MINI back on the gravel for Rally GB
- 5th November 2011, 10:54am
Meeke made his WRC debut in Wales back in 2005 and then his last visit to the event was in 2006. Sordo has considerably more experience here, as he has competed on the event every year since 2006 and in 2008 and 2009 was on the podium. Even though this is only the sixth WRC event for the team, the results have exceeded expectations with two podiums and several fastest stage times. This week both drivers have been testing at Walters Arena in South Wales in preparation for the event.
At Rally GB, Bosch is partnering the team as it celebrates its 125th anniversary. The MINI John Cooper Works WRC features several key Bosch components, including the engine’s high pressure direct injection fuelling system; the throttle body; and numerous pressure and temperature sensors around the car. Both the sophisticated high pressure fuel pump and throttle are standard road car parts.
David Richards, Team Principal:
“We have already enjoyed a far better year than anyone could ever have expected but as our focus over the last few months has been on tarmac development, another podium result would be a surprise finish to a year that has far exceeded everyone’s expectation. Yet, I’m certain that both drivers are looking forward to a strong performance on the MINI WRC Team’s British debut in front of our home fans.”
Dani Sordo (MINI John Cooper Works WRC No 37):
“I like the rally a lot even though it is really difficult. It is usually wet and so the roads are very muddy. Even though I do remember some good weather, there is still the mud. There are a lot of new stages for me so it will be difficult to get the pace notes right, but this is something I shall work on with Carlos. The car should be okay there. We have done some testing which has been good, so I am happy going into the event.”
Kris Meeke (MINI John Cooper Works WRC No 52):
"Without a rally in Ireland, this is as near to a home event as it gets for me. I did my first ever rally in Wales and grew up doing British championships, so feel very much at home there as it is terrain I felt quite comfortable on. We have to keep our expectations in check, even though I am sure we will have a lot of local support. The good thing is we have a level playing field in Wales, as there are lots of new stages this year and they are even new for the championship regulars. The conditions should be consistent for everyone and this will allow us to assess our car on the event. I would certainly like to finish the season on a high.”

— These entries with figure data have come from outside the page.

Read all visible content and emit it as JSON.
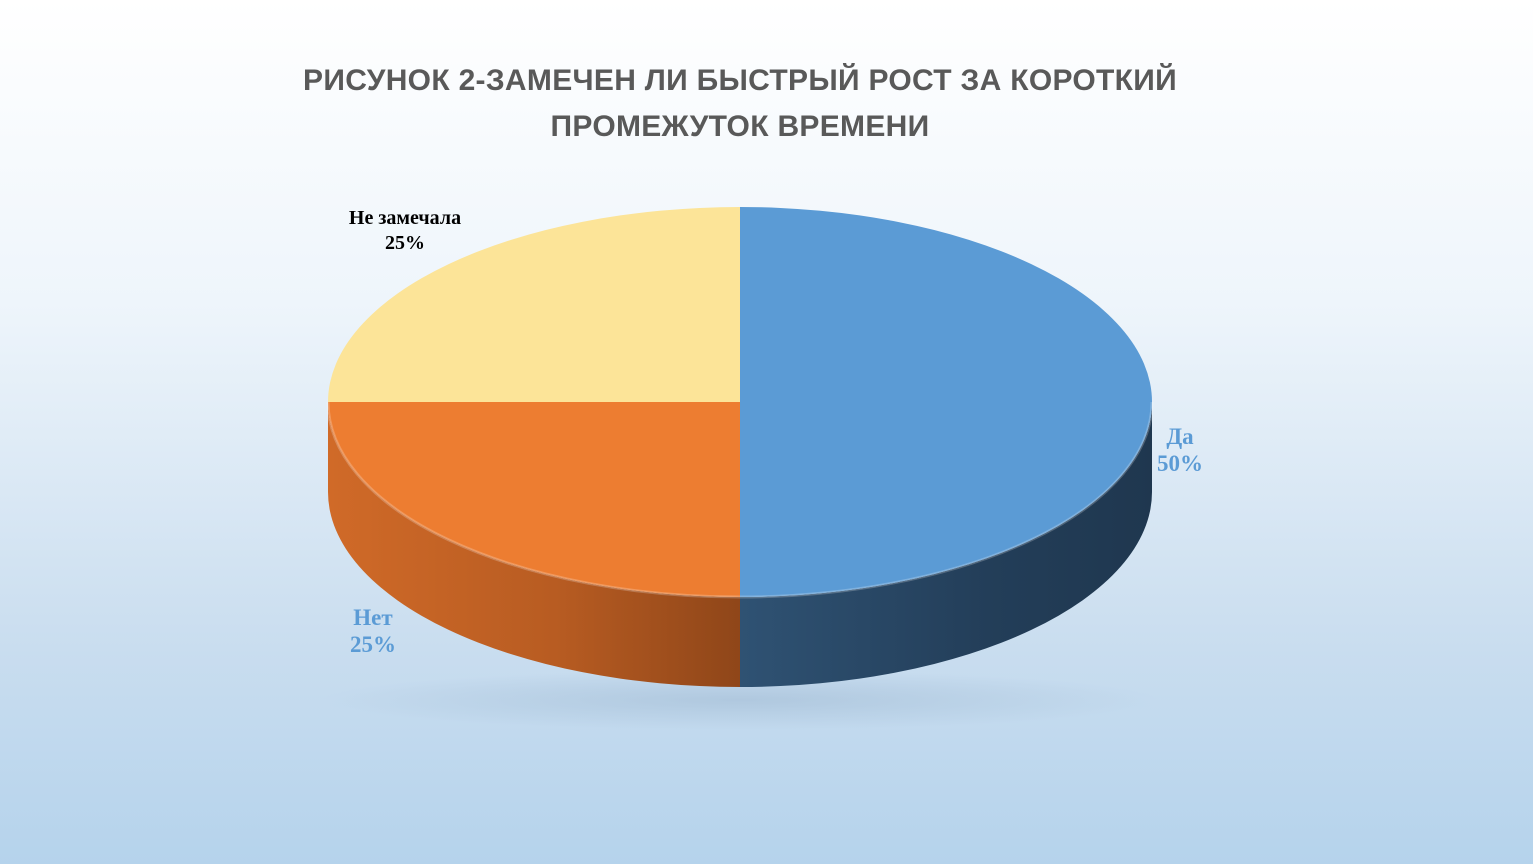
{
  "chart_data": {
    "type": "pie",
    "title_lines": [
      "РИСУНОК 2-ЗАМЕЧЕН ЛИ БЫСТРЫЙ РОСТ ЗА КОРОТКИЙ",
      "ПРОМЕЖУТОК ВРЕМЕНИ"
    ],
    "style": "3d",
    "slices": [
      {
        "label": "Да",
        "percent_label": "50%",
        "value": 50,
        "color": "#5b9bd5",
        "side_color": "#223d58",
        "label_color": "#5b9bd5"
      },
      {
        "label": "Нет",
        "percent_label": "25%",
        "value": 25,
        "color": "#ed7d31",
        "side_color": "#a9521c",
        "label_color": "#5b9bd5"
      },
      {
        "label": "Не замечала",
        "percent_label": "25%",
        "value": 25,
        "color": "#fce498",
        "side_color": "#c9b06a",
        "label_color": "#000000"
      }
    ]
  }
}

Robert Bosch UK President Peter Fouquet:
“Bosch Original Equipment, Bosch Motorsport and Bosch Engineering are delighted to be celebrating the Bosch 125th anniversary with its BMW/MINI customer at Rally GB. The company has been a long time supplier of technology, components and systems to BMW at its Hamms Hall engine plant and the MINI production facility in Oxford. The rally will provide Bosch engineers with an opportunity to gain direct customer feedback on components driven under such testing conditions."
History and Background:
While the names Clocaenog, Gartheiniog, Dyfi and Myherin may not be the easiest to pronounce for anyone who is not Welsh, they are names that are synonymous with rallying in Wales and therefore well known. However, while some of the famous stages are included in the route of this year’s rally, there are many new ones.
It was in 2000 that this event, previously known as the RAC Rally which visited England, Scotland and Wales, was confined to just the Welsh stages. The one thing that is predictable about the event is that the weather in Wales in November is far from predictable. The competitors could face conditions that range from warm autumnal sunshine to snow and ice, or anything in between.
The rally goes the length and breadth of the country, as the Rally HQ is in Cardiff right down south, the permanent service park is in the Royal Welsh Showground in Builth Wells in mid-Wales, and the start and first stage around the Great Orme are in Llandudno in the north.
The start on Thursday in Llandudno is at 14.30. The crews then complete three stages over 25.25 kilometres before returning to this seaside town for an overnight halt, with the first car due in parc fermé at 18.55. On Friday the first car out of parc fermé is at 05.30. The crews will then complete four stages before arriving for service in Builth Wells at 12.00. In the afternoon there are another four stages before another service halt and then the journey to Cardiff, where the first car is due at 20.47 after 142.87 kilometres of stages. Day three starts from Cardiff at 06.00. The cars then head to Builth Wells for service, and during the day complete another six stages and 128.06 kilometres of stages before arriving back at Cardiff at 19.16. For the final day the first car leaves Cardiff at 04.55 and there are another six stages and 84.04 kilometres of competition, including Monument which is the 4.36 kilometre Power Stage at 12.11. After the final service in Builth Wells the first car is due back in Cardiff at 14.52. In total there are 354.97 kilometres of stages in a total distance of 1860.60 kilometres.